Guests at Portogalo pay with beads in the restaurant and bar, including tips, and the waiters walk around with necklaces which they collect. It threw everyone into confusion when a drop-in passer-by wanted a quick lunch on a cash basis ($5), although they did manage to oblige. (Double room, $60.)

Club Mediterranee plans a major resort nearby, and for some reason the hotel owners in the area are all enthusiastic about the competition.

Another hour's drive will take you to the 110-apartment Hotel do Frade, on its own beach that faces the bay. This resort has a nine-hole golf course, pool, two restaurants, and each room has a veranda with hammock. (Double, $50.)

One also passes an atomic power project and industrial plants. They seem out of context among the myriad coves and bays, along a road that twists and dips, and that sometimes seems to curl back upon itself to get another look at where it's been.

Parati is the star attraction on this coastline, and its inaccessibility for so many years is undoubtedly the reason that time stood still here, while the rest of the world ushered in the modern way of life.

Inhabited since 1650, Parati has changed little since its days as a way station for Brazilian gold heading from Minas Gerais to Portugal in the 18th Century. When the road between Rio and Sao Paulo was built over an inland route a century ago, time passed Parati by.

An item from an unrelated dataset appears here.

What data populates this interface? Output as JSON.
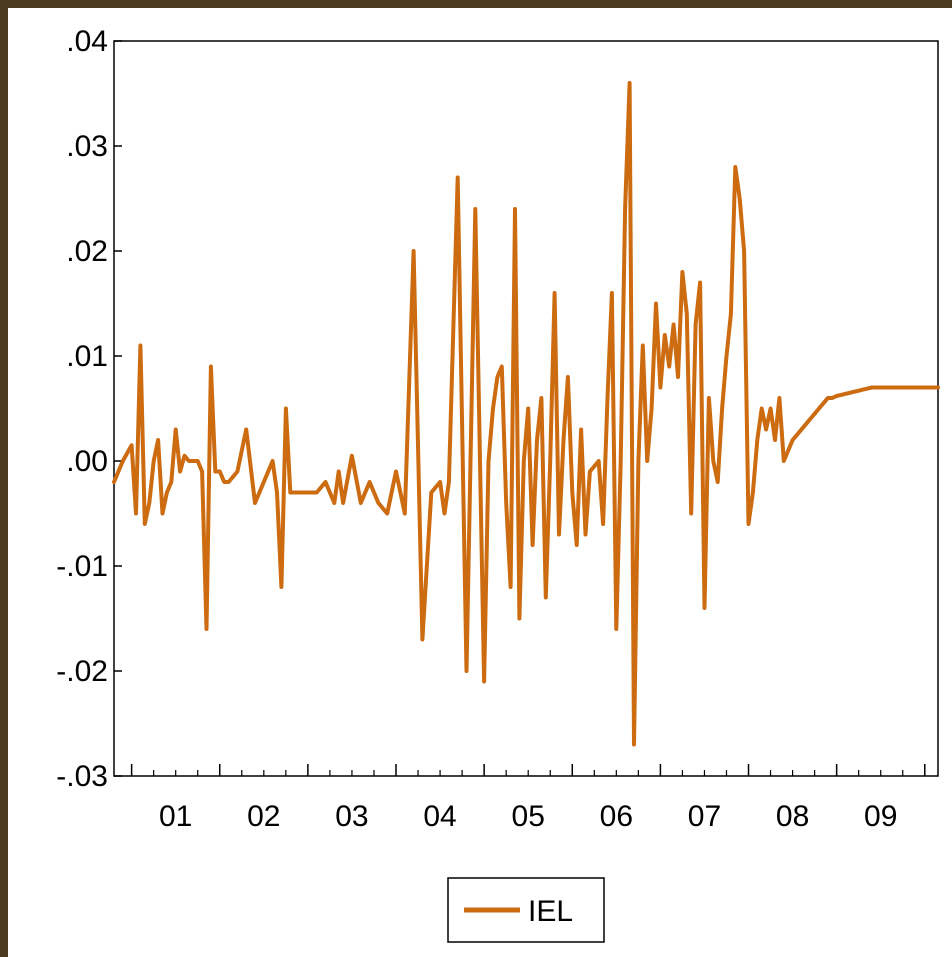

When the coast route was created, bringing Parati into renewed contact with the world, an admiring modern eye rediscovered an authentic colonial town worth preserving, with its cobblestone streets and baroque buildings. Today Parati is a national monument and is considered to be an important example of colonial architecture.

The movies have also discovered the town. The Brazilian classic "Gabriella" with Sonia Braga and "The Emerald Forest" of John Boorman were both shot here.

But for all the attention, life in Parati goes on pretty much as it has for 200 years, with a few concessions to modernity--telephone poles and overhead wires being the most obtrusive to a purist's eye.

White plaster buildings, with brightly painted wood trim or wrought-iron balconies, are bedecked with primrose and coleus. On my visit, an occasional clip-clopping pony pulled a wooden cart over the cobblestones. Men with wide straw hats maneuvered wheelbarrows between the stones. People leaned out their windows, watching the action or talking with a neighbor. Besides its Old World charm, Parati does a lively business with its art galleries, boutiques and shops that appeal to tourists.

I was most struck by the sense of quietude that pervades the town. Clusters of children chatter softly. Groups of adults converse in quiet tones. Background music is the merest whisper behind these muted voices.

An evening stroll yielded musical notes in single file: the plunking of a piano behind a shuttered window, a small church choir in practice, the distant keening of a violin. People strolled about with the slow cadence of those who have no place they have to be.